My maiden voyage was a small venue show—loud, sweaty, the kind of place where the floor sticks to your shoes and you’re not sure if it’s beer or hope. I stood in my usual spot (fine, slightly left of the speakers, I’m learning) and popped the Audiforts in.

And… huh.

You know how regular foam earplugs make everything sound like you’re underwater? Like you’re listening to the world through a pillow stuffed with oatmeal? These don’t do that. Audiforts just… turn the volume down. That’s the only way I can describe it. The guitars still sound like guitars. The vocals are crisp. I could actually understand the lyrics. (No more cheese-stick confusion. The singer was devastated about heartbreak, and I finally caught every beautifully depressing word.)

The real magic happened in the bathroom line. Usually, venue bathrooms are where conversations go to die. Someone yells “GREAT SET SO FAR” and you nod and smile because you heard “PURPLE SAD CLOWN” and you don’t know how to respond. But with these in? I heard Jen—who was two people ahead of me—say she wanted to leave early to beat the Uber surge. I heard her! In a bathroom! At a rock show! I felt like a superhero whose power is basic situational awareness.

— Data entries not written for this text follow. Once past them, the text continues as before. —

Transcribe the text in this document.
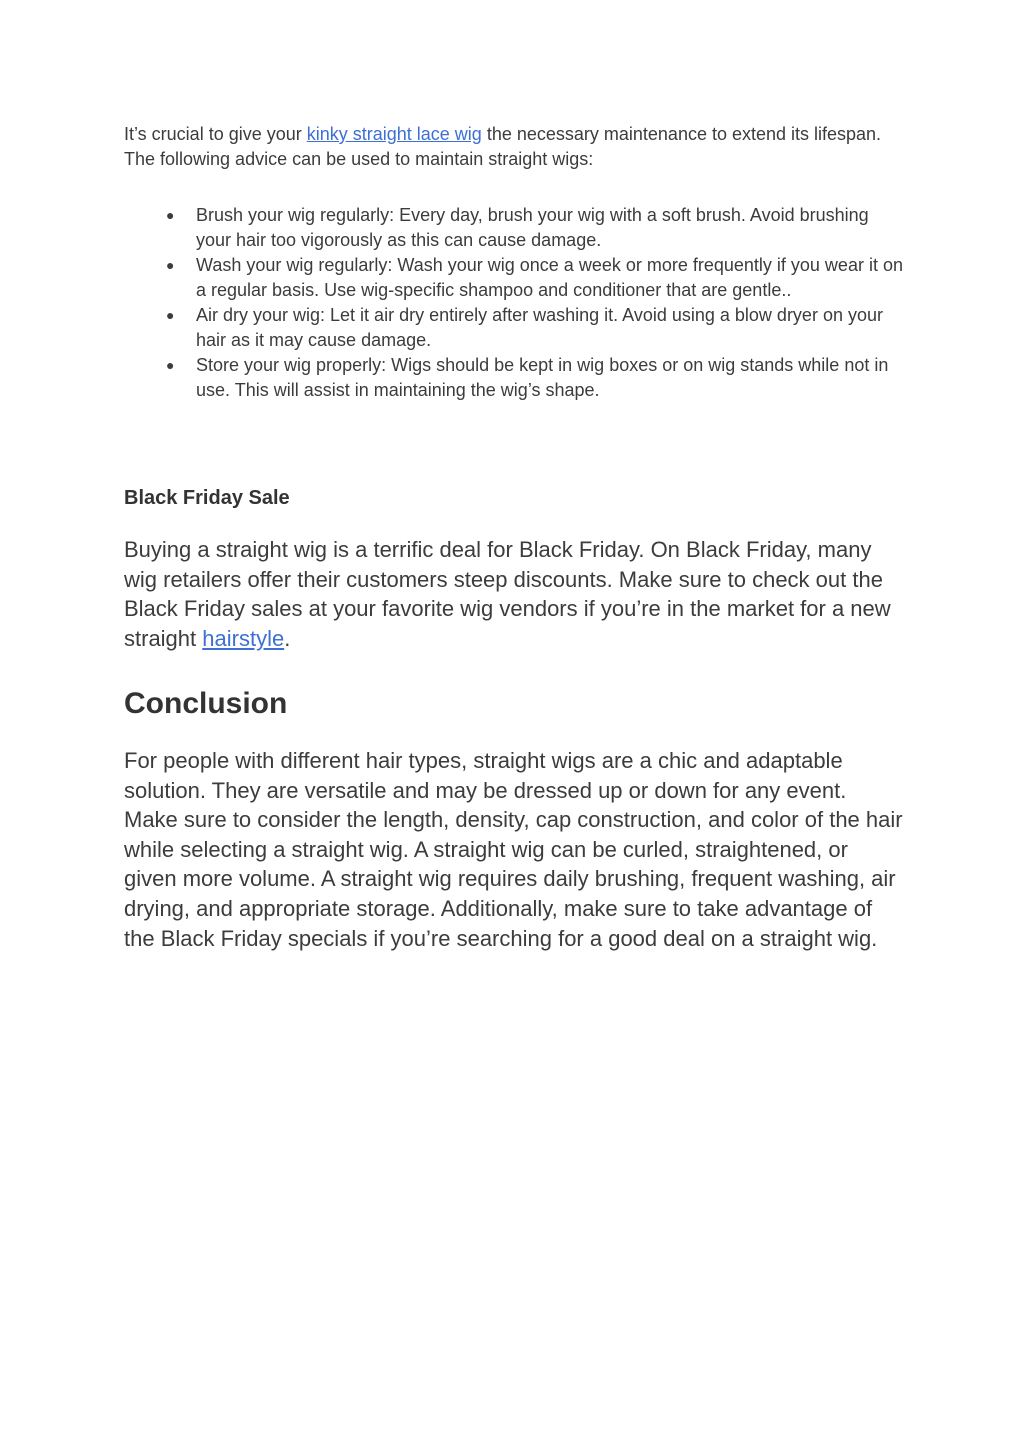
It’s crucial to give your kinky straight lace wig the necessary maintenance to extend its lifespan. The following advice can be used to maintain straight wigs:

● Brush your wig regularly: Every day, brush your wig with a soft brush. Avoid brushing your hair too vigorously as this can cause damage.
● Wash your wig regularly: Wash your wig once a week or more frequently if you wear it on a regular basis. Use wig-specific shampoo and conditioner that are gentle..
● Air dry your wig: Let it air dry entirely after washing it. Avoid using a blow dryer on your hair as it may cause damage.
● Store your wig properly: Wigs should be kept in wig boxes or on wig stands while not in use. This will assist in maintaining the wig’s shape.
Black Friday Sale

Buying a straight wig is a terrific deal for Black Friday. On Black Friday, many wig retailers offer their customers steep discounts. Make sure to check out the Black Friday sales at your favorite wig vendors if you’re in the market for a new straight hairstyle.

Conclusion

For people with different hair types, straight wigs are a chic and adaptable solution. They are versatile and may be dressed up or down for any event. Make sure to consider the length, density, cap construction, and color of the hair while selecting a straight wig. A straight wig can be curled, straightened, or given more volume. A straight wig requires daily brushing, frequent washing, air drying, and appropriate storage. Additionally, make sure to take advantage of the Black Friday specials if you’re searching for a good deal on a straight wig.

Since then, I’ve become weirdly evangelical about them. I keep the little case in my jacket pocket like it’s a secret weapon. I’ve worn them to:

  • A coffee shop where a guy was having a breakup phone call at full volume (he was very loud, sir, please)
  • A redeye flight featuring a baby who I’m pretty sure was training for an opera career
  • My neighbor’s Tuesday night “DIY renovation” that I’m convinced is just him dropping bowling balls into a bathtub

Are they perfect? Almost. I will say they make me look like I’m preparing to do a science experiment when I’m putting them in. There’s no cool way to insert earplugs in public. You just have to own it. I do a little wiggle. I make eye contact with strangers. I have accepted my fate as the person who looks like they’re loading custom firmware into their own head.

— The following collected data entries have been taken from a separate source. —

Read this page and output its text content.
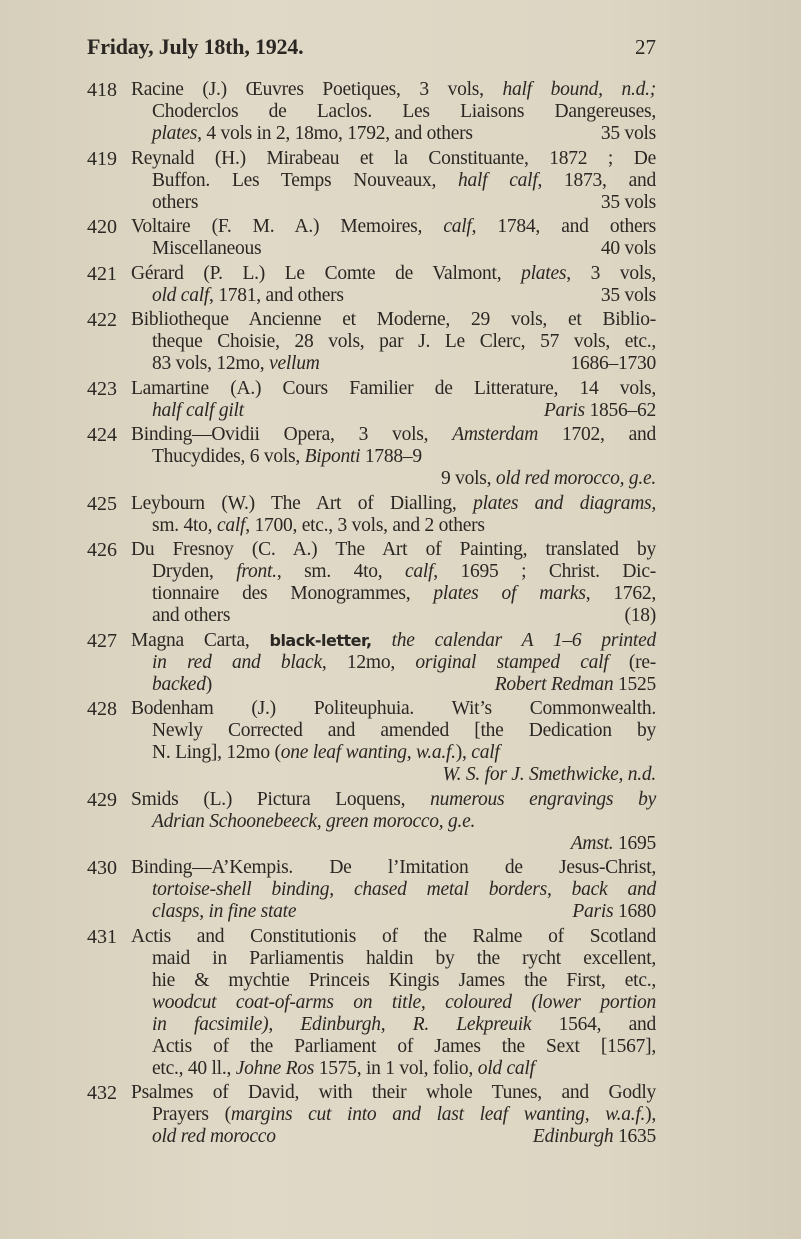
Friday, July 18th, 1924.	27
418 Racine (J.) Œuvres Poetiques, 3 vols, half bound, n.d.;
Choderclos de Laclos. Les Liaisons Dangereuses,
plates, 4 vols in 2, 18mo, 1792, and others	35 vols
419 Reynald (H.) Mirabeau et la Constituante, 1872 ; De
Buffon. Les Temps Nouveaux, half calf, 1873, and
others	35 vols
420 Voltaire (F. M. A.) Memoires, calf, 1784, and others
Miscellaneous	40 vols
421 Gérard (P. L.) Le Comte de Valmont, plates, 3 vols,
old calf, 1781, and others	35 vols
422 Bibliotheque Ancienne et Moderne, 29 vols, et Biblio-
theque Choisie, 28 vols, par J. Le Clerc, 57 vols, etc.,
83 vols, 12mo, vellum	1686–1730
423 Lamartine (A.) Cours Familier de Litterature, 14 vols,
half calf gilt	Paris 1856–62
424 Binding—Ovidii Opera, 3 vols, Amsterdam 1702, and
Thucydides, 6 vols, Biponti 1788–9
9 vols, old red morocco, g.e.
425 Leybourn (W.) The Art of Dialling, plates and diagrams,
sm. 4to, calf, 1700, etc., 3 vols, and 2 others
426 Du Fresnoy (C. A.) The Art of Painting, translated by
Dryden, front., sm. 4to, calf, 1695 ; Christ. Dic-
tionnaire des Monogrammes, plates of marks, 1762,
and others	(18)
427 Magna Carta, black-letter, the calendar A 1–6 printed
in red and black, 12mo, original stamped calf (re-
backed)	Robert Redman 1525
428 Bodenham (J.) Politeuphuia. Wit’s Commonwealth.
Newly Corrected and amended [the Dedication by
N. Ling], 12mo (one leaf wanting, w.a.f.), calf
W. S. for J. Smethwicke, n.d.
429 Smids (L.) Pictura Loquens, numerous engravings by
Adrian Schoonebeeck, green morocco, g.e.
Amst. 1695
430 Binding—A’Kempis. De l’Imitation de Jesus-Christ,
tortoise-shell binding, chased metal borders, back and
clasps, in fine state	Paris 1680
431 Actis and Constitutionis of the Ralme of Scotland
maid in Parliamentis haldin by the rycht excellent,
hie & mychtie Princeis Kingis James the First, etc.,
woodcut coat-of-arms on title, coloured (lower portion
in facsimile), Edinburgh, R. Lekpreuik 1564, and
Actis of the Parliament of James the Sext [1567],
etc., 40 ll., Johne Ros 1575, in 1 vol, folio, old calf
432 Psalmes of David, with their whole Tunes, and Godly
Prayers (margins cut into and last leaf wanting, w.a.f.),
old red morocco	Edinburgh 1635
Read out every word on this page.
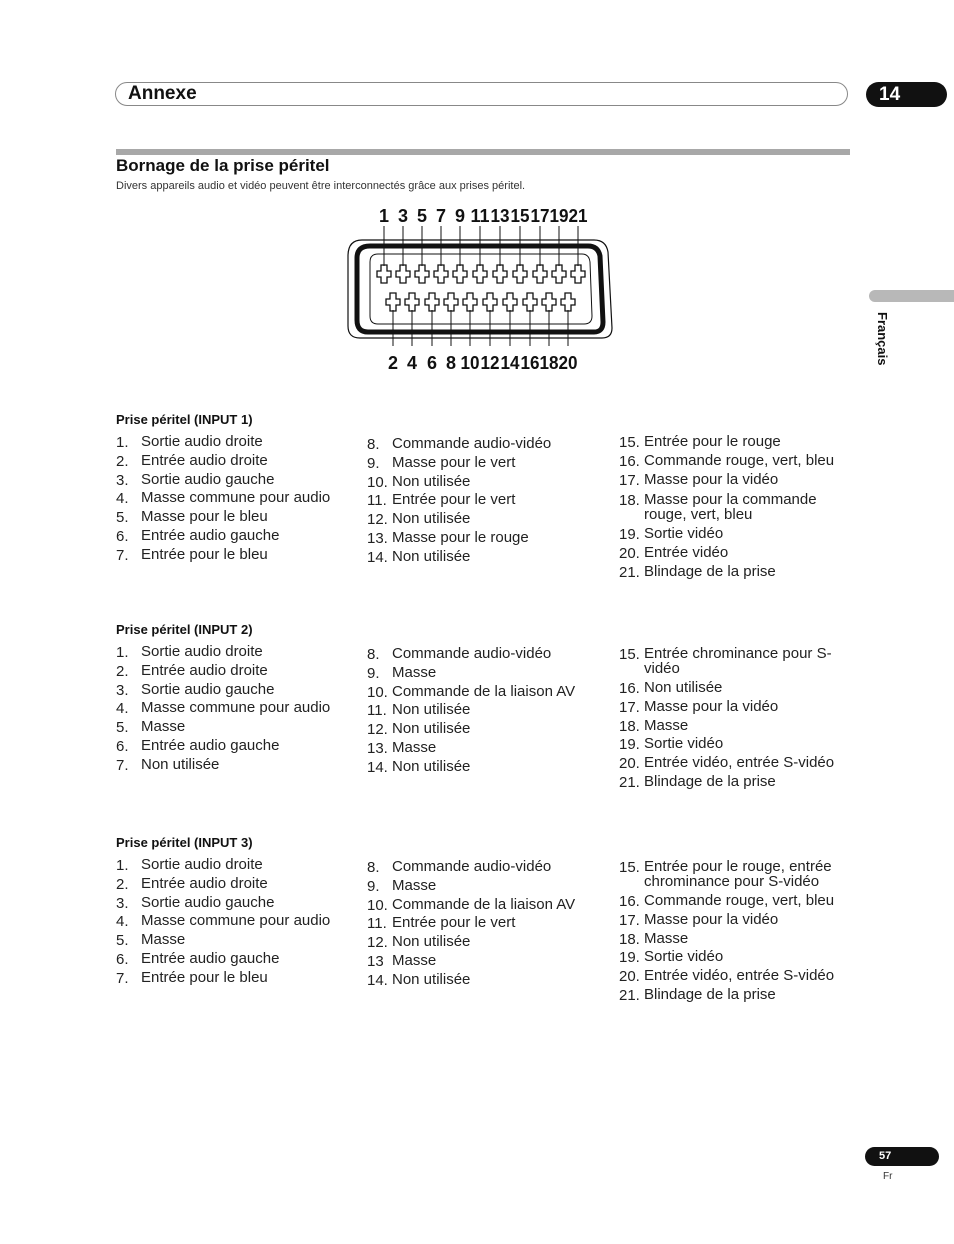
Annexe	14
Bornage de la prise péritel
Divers appareils audio et vidéo peuvent être interconnectés grâce aux prises péritel.
Français
1 3 5 7 9 11 13 15 17 19 21
2 4 6 8 10 12 14 16 18 20
Prise péritel (INPUT 1)
1. Sortie audio droite
2. Entrée audio droite
3. Sortie audio gauche
4. Masse commune pour audio
5. Masse pour le bleu
6. Entrée audio gauche
7. Entrée pour le bleu
8. Commande audio-vidéo
9. Masse pour le vert
10. Non utilisée
11. Entrée pour le vert
12. Non utilisée
13. Masse pour le rouge
14. Non utilisée
15. Entrée pour le rouge
16. Commande rouge, vert, bleu
17. Masse pour la vidéo
18. Masse pour la commande rouge, vert, bleu
19. Sortie vidéo
20. Entrée vidéo
21. Blindage de la prise
Prise péritel (INPUT 2)
1. Sortie audio droite
2. Entrée audio droite
3. Sortie audio gauche
4. Masse commune pour audio
5. Masse
6. Entrée audio gauche
7. Non utilisée
8. Commande audio-vidéo
9. Masse
10. Commande de la liaison AV
11. Non utilisée
12. Non utilisée
13. Masse
14. Non utilisée
15. Entrée chrominance pour S-vidéo
16. Non utilisée
17. Masse pour la vidéo
18. Masse
19. Sortie vidéo
20. Entrée vidéo, entrée S-vidéo
21. Blindage de la prise
Prise péritel (INPUT 3)
1. Sortie audio droite
2. Entrée audio droite
3. Sortie audio gauche
4. Masse commune pour audio
5. Masse
6. Entrée audio gauche
7. Entrée pour le bleu
8. Commande audio-vidéo
9. Masse
10. Commande de la liaison AV
11. Entrée pour le vert
12. Non utilisée
13 Masse
14. Non utilisée
15. Entrée pour le rouge, entrée chrominance pour S-vidéo
16. Commande rouge, vert, bleu
17. Masse pour la vidéo
18. Masse
19. Sortie vidéo
20. Entrée vidéo, entrée S-vidéo
21. Blindage de la prise
57
Fr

Also, they’re not exactly disposable-cheap. But here’s how I justify it: I have spent more money on drinks I didn’t finish at that same venue. I have spent more money on a single rideshare during surge pricing. And unlike a $17 cocktail named after a David Bowie song, these actually protect my future ability to hear David Bowie songs. Seems like a fair trade.

So yeah. I’m a convert. I’m the boring friend who now says, “Wait, let me grab my earplugs!” before we go anywhere loud. I am, by every metric, 30 going on 65. And I have never been happier about it.

Protect your ears, kids. Your future self—and your ability to correctly identify dairy-free song lyrics—will thank you.

P.S. If you see me at a show doing my little earplug-insertion wiggle-dance, no you didn’t. But also, yes, you can borrow my spare pair. I always bring a spare now. I told you. Evangelical.